Carl and Doug don’t have a corner on religious or Christian thought on the subject of GLBTQ rights and their place in our society. Carl says he has a “deeply held religious belief.” Well, I have one, too. It’s that Carl is full of doo-doo and he is just a simple bigot, cloaking his bigotry in religious frippery, and it offends me that he uses my religion to do it. I believe that; I really do. Deeply. I also believe that Carl, the Alliance Defending Freedom, and Doug Wardlow are trying to use religion and the First Amendment as both a shield and sword for their bigotry. It would hardly be the first time.

It is truly hard to be a co-religionist with these people. Seriously.

People will perform amazing feats of pseudo-religious legerdemain to justify what is a simple but odious attempt at social control. Here’s Doug Wardlow again, claiming that an “unwritten constitution” of natural law somehow trumps (so to speak) the real one. You can almost hear him invoking the former glorious days of the Fatherland to a group of credulous Tea Partiers with his absurdist arguments cloaked in deceit and intended to divide citizens one from another. As I have observed elsewhere, that’s the standard formula of fascism.

Just follow the link in the tweet below to hear audio of Wardlow’s remarks to a south-suburban Tea Party group. (If you are using the new Firefox browser, the graphics in the tweet may not show if you have the tracking protection turned on, but the link will still take you to the audio.)

Carl and Angel’s case was recently heard by a federal appeals court. It’s ultimately headed for the Supreme Court, though, however that comes out.

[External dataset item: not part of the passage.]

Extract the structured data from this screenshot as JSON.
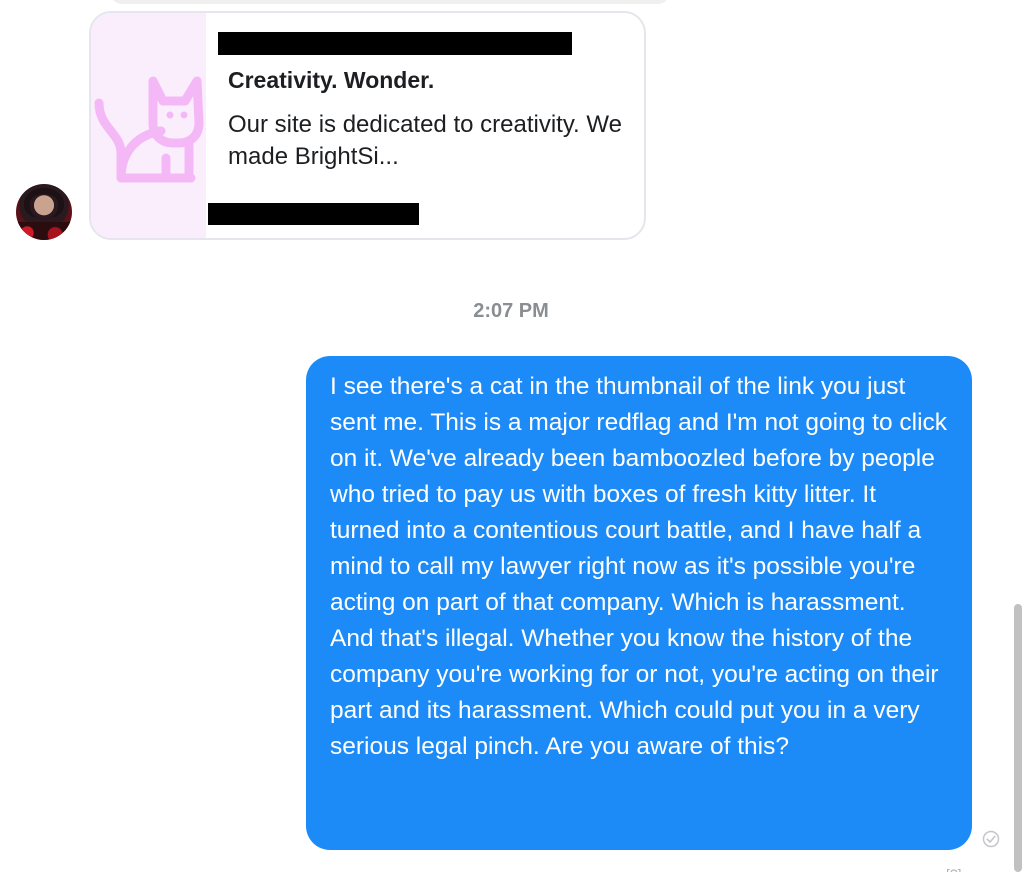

Given the current makeup of that Court, they have a leg up. The young men in the Greenville case were convicted of trespass. They appealed to the Supreme Court of South Carolina; they lost there, too. But they won in the U.S. Supreme Court.

But that was a different time. When you examine the cases though, you won’t find, really, a nickel’s worth of difference between them.

Oh, and Carl, when somebody calls you a “natural story teller,” accept the compliment with grace. When you call yourself one, it’s just boasting. Vainglory — pride — is one of the seven deadly sins, you know.